В 9 или 10 классе в школе появилось радио. И первым радио-редактором была я. Школьное радио заговорило моим голосом. Это ли не предчувствие профессии? О чем? Обо всех школьных новостях. Об успехах и провалах. О школьных вечерах и затеях, о каникулах и прочем. Наше радио действовало на переменах, чтобы все могли слышать.

ГЛАВА СЕДЬМАЯ

ЕСТЬ ТЕАТР, ЧТОБ К НЕМУ НЕИЗМЕННО СТРЕМИТЬСЯ

Антонина Диамидовна Гитерман была школьным библиотекарем. В еще большей степени режиссером-постановщиком всех наших спектаклей и вечеров. Помню эти умные, вечно раздумчивые, как бы изучающие тебя синие глаза под выпуклыми стеклами очков, в руках непременно текст новой постановки. Настоящий драмтеатр третьей школы, не какой-нибудь безымянный драмкружок. И соседние школы с боем прорывались к нам на вечера и постановки, хотя у входа стояли самые крепкие ребята с красными повязками.

А началось все с драматической сказки Самуила Маршака «Двенадцать месяцев». В ту пору школа наша была чисто женской. Однокласснице Дине – человеку поразительной красоты – досталась роль Падчерицы, которую злая мачеха гонит в лес за подснежниками в разгар зимней стужи и метели. Я должна была изобразить Месяц Апрель, подаривший ей волшебное колечко.

Апрель: Ты катись, катись, колечко,

На весеннее крылечко,

В летние сени,

В теремок осенний

Да по зимнему ковру

К новогоднему костру!

Мы и придем к тебе на выручку – все двенадцать придем. С грозой, с метелью, с весенней капелью!

Падчерица: Спасибо тебе, Апрель-Месяц! Всегда я тебе радовалась, а теперь, как в лицо тебя увидела, так уж никогда не забуду!

Антонина Диамидовна: Дина! Твое спасибо как великое одолжение. А где радость, ее не видно ни с какой стороны! Одно бум-бум-бум. Давайте всю сцену сначала!

Так и рождался спектакль. И ничто не могло убедить нашего постановщика, кроме подлинного, как природная жемчужина, перевоплощения. К десятому классу задачи заметно усложнились: играли «Ревизора» Гоголя. Антонина Диамидовна, зорко водя глазами по тексту, следила за каждым выходящим на сцену, чтобы Анна Андреевна и Марья Антоновна (со товарищи) максимально соответствовали замыслу гениального автора.
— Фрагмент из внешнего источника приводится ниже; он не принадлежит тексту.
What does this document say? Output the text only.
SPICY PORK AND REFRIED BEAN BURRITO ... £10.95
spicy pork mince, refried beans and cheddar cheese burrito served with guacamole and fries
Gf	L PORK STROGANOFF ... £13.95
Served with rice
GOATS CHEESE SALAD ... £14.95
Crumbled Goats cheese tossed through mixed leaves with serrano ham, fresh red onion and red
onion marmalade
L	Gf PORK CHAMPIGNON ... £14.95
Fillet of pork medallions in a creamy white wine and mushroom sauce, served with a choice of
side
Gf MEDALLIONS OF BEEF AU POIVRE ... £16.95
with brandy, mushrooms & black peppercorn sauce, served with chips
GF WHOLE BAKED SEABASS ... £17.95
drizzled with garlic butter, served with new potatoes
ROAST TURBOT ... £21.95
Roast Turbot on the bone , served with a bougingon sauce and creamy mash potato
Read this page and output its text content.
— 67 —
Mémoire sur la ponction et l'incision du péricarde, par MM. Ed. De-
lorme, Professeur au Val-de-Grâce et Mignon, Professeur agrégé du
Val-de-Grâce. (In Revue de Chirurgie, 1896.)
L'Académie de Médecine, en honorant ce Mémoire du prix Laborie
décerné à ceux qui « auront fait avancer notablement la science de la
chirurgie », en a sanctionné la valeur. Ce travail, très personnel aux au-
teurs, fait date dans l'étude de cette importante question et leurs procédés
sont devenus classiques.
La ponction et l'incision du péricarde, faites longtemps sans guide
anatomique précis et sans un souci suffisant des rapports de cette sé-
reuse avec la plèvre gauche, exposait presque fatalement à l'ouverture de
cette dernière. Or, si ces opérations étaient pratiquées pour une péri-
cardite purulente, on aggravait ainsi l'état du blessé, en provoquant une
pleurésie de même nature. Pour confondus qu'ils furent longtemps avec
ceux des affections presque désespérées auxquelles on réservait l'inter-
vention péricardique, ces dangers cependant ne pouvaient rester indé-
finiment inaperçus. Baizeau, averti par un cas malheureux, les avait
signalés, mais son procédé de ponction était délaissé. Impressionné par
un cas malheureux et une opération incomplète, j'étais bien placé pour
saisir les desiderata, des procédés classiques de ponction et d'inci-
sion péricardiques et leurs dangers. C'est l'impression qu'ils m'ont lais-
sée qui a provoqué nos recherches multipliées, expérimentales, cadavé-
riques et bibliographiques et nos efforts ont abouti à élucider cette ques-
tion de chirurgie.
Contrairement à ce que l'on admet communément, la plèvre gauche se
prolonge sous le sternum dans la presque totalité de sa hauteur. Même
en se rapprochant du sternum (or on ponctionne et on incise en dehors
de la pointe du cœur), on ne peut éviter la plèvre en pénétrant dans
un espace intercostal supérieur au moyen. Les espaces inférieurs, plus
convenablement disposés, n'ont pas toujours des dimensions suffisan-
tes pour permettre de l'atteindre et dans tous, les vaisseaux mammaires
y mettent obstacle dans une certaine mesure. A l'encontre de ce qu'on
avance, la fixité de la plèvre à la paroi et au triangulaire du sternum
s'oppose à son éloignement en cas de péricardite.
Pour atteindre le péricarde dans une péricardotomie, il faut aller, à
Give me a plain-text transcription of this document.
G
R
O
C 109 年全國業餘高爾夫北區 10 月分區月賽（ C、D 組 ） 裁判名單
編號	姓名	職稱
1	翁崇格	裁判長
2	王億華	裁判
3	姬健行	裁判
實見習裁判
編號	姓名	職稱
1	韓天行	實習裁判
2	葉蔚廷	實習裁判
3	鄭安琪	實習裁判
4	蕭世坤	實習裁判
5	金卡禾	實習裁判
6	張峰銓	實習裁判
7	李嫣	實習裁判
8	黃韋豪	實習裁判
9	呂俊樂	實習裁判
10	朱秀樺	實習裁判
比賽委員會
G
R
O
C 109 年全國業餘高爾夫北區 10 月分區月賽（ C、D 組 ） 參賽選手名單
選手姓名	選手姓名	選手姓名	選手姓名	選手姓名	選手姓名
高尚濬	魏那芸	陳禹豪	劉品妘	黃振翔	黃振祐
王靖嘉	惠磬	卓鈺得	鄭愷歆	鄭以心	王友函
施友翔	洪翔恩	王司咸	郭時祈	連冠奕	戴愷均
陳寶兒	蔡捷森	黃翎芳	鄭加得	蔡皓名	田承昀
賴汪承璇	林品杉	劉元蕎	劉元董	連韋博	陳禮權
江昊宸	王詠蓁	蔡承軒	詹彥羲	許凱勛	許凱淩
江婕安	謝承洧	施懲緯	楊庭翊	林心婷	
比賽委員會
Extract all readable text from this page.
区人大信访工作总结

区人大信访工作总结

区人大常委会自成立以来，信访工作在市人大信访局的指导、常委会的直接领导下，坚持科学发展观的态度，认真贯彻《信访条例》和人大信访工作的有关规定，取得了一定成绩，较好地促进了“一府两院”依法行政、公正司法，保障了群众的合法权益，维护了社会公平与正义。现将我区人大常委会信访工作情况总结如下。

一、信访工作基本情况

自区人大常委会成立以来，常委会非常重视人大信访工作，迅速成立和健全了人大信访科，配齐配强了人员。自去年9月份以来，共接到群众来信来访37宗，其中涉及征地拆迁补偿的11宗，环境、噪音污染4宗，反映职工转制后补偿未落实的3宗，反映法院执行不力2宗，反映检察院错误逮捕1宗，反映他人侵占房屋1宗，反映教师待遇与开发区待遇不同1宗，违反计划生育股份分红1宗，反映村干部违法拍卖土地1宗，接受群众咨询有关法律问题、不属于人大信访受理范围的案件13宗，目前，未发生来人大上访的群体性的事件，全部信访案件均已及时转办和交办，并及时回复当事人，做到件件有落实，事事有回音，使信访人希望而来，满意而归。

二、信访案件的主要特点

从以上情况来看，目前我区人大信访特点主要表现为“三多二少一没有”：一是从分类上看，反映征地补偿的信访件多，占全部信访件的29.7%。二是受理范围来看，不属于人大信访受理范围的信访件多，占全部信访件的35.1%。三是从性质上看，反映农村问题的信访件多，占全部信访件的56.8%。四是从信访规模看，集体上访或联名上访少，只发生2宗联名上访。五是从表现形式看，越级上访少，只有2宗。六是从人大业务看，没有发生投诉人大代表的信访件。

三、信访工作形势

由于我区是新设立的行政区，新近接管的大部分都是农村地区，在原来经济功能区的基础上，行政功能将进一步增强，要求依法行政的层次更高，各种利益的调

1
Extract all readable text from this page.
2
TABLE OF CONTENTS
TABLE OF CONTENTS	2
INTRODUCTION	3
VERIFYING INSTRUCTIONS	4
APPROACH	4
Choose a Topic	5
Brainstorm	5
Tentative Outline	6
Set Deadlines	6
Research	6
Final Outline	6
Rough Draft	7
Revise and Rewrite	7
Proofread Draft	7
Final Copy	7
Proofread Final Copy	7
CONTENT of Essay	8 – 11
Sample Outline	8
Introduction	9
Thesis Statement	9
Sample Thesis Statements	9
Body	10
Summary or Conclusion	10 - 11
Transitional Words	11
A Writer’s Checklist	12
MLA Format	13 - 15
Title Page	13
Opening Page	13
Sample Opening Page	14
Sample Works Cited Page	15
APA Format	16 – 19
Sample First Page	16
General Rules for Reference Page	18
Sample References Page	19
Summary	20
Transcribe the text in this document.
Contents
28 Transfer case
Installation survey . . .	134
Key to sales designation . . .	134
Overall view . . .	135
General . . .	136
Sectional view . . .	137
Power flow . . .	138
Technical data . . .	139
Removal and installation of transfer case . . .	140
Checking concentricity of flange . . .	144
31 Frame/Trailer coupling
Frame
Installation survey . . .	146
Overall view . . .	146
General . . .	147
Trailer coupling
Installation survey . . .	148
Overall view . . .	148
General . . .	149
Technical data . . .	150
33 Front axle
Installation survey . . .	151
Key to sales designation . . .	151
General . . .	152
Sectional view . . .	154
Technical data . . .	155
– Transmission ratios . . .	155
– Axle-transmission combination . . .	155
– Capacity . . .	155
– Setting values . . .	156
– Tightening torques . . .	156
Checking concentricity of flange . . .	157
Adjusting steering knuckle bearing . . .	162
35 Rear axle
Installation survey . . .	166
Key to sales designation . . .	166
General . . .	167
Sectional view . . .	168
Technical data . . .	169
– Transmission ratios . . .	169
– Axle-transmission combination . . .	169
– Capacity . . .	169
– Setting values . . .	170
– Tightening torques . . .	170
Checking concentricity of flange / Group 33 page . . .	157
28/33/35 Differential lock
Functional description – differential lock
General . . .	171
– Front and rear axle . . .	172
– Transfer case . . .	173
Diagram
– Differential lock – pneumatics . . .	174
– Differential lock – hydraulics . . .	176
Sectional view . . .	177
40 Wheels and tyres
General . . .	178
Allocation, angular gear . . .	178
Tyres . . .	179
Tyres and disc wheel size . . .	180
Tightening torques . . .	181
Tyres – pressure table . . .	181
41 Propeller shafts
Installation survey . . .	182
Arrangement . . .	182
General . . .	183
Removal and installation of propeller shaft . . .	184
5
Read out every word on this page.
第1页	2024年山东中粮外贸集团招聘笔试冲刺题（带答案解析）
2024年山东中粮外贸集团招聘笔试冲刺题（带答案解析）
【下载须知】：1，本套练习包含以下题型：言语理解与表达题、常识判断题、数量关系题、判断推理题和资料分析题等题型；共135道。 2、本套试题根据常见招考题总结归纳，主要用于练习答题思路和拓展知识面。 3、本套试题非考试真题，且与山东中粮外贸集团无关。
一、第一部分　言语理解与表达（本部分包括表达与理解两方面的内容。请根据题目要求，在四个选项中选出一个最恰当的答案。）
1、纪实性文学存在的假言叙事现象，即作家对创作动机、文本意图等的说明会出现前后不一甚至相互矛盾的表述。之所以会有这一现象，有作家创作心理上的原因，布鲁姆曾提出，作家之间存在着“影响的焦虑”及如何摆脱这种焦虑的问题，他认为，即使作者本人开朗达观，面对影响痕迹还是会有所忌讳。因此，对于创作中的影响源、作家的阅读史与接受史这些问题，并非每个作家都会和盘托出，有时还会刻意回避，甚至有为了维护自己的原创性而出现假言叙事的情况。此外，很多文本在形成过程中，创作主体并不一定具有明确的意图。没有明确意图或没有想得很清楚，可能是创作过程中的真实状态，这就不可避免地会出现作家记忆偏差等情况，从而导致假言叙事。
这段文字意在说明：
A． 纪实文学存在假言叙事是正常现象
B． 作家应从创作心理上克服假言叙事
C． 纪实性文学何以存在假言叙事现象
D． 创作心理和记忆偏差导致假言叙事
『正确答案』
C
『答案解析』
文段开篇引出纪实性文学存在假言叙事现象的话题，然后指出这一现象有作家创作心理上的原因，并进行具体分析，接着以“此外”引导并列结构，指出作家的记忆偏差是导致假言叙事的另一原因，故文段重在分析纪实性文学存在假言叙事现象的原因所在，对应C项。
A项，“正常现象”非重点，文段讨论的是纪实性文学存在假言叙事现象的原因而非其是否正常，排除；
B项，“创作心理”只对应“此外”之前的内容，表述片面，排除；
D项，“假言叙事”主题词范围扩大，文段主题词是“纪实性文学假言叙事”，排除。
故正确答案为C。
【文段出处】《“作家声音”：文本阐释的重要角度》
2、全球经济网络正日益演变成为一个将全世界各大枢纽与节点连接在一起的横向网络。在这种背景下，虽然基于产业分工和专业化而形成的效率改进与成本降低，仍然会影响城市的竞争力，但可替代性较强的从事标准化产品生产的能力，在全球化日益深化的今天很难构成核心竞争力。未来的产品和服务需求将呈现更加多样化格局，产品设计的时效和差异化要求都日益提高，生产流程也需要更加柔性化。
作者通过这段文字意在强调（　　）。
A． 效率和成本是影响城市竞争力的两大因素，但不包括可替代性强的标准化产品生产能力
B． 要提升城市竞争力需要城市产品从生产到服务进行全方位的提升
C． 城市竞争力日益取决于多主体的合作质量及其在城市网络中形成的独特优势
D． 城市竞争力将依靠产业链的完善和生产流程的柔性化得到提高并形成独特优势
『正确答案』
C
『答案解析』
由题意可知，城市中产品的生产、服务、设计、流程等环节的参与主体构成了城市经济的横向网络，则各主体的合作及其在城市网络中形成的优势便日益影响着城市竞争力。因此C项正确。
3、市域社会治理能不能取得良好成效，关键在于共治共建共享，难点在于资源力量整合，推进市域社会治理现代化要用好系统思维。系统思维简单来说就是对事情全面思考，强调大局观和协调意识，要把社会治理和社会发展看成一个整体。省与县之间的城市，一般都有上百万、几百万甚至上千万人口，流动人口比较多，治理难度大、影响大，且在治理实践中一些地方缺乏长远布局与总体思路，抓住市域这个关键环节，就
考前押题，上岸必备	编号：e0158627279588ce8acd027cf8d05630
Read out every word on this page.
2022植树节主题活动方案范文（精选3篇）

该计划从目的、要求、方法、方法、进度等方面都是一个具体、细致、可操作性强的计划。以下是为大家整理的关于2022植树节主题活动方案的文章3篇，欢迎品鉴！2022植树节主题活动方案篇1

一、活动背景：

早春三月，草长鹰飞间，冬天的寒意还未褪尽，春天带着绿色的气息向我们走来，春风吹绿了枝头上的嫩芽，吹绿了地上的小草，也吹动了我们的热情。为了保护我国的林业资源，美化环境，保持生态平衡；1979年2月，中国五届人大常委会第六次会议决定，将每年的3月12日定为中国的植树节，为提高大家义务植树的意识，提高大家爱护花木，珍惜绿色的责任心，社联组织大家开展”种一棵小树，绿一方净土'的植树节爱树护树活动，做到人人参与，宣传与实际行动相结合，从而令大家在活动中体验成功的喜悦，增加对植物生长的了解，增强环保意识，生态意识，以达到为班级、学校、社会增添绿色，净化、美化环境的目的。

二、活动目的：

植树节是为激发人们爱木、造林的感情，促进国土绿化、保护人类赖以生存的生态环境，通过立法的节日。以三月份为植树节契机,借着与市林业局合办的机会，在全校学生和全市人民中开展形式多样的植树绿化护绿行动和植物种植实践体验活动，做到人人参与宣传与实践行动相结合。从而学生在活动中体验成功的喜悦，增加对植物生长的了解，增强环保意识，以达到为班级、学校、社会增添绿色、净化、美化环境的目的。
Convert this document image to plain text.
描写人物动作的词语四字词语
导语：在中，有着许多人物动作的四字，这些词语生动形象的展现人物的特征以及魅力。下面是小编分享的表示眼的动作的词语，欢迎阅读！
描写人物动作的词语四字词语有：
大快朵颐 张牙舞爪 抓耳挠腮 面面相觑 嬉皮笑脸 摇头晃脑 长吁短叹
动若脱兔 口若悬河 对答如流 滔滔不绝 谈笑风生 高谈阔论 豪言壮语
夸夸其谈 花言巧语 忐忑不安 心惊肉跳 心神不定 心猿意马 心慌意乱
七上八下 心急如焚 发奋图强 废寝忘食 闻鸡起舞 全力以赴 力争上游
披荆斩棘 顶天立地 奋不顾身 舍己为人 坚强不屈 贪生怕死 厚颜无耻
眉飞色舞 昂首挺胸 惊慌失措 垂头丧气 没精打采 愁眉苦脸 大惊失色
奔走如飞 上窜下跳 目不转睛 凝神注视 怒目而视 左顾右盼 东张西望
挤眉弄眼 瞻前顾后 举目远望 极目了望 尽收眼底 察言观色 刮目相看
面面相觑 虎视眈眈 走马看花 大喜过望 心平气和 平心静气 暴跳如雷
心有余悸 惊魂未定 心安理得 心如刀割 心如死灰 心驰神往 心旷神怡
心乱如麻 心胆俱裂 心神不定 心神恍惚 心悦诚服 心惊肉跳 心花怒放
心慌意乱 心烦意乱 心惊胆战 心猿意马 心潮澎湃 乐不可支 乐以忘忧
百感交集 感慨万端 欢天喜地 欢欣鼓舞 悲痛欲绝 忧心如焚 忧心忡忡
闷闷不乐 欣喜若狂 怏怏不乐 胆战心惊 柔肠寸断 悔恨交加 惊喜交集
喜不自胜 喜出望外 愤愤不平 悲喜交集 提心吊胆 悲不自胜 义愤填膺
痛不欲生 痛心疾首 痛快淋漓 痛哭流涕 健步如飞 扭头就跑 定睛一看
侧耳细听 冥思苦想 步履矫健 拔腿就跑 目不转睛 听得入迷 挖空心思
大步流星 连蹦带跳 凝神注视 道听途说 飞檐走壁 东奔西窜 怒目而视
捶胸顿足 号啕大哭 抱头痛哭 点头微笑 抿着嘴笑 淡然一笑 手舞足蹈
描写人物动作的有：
Именно тогда Русский драмтеатр объявил конкурсный прием в школу-студию, которую намеревался открыть. Дина, я и одноклассница Инна отправились туда.

…Во главе комиссии из видных, народных и признанных актеров, режиссеров обозначился и запомнился Юрий Васильев. Столько в нем было импозантности и достоинства, что не заметить его было невозможно. Как и седую женщину с замечательным чувством юмора, других ярко выраженных деятелей сцены с благородным отношением к юным дарованиям – респект Русскому театру тех времен!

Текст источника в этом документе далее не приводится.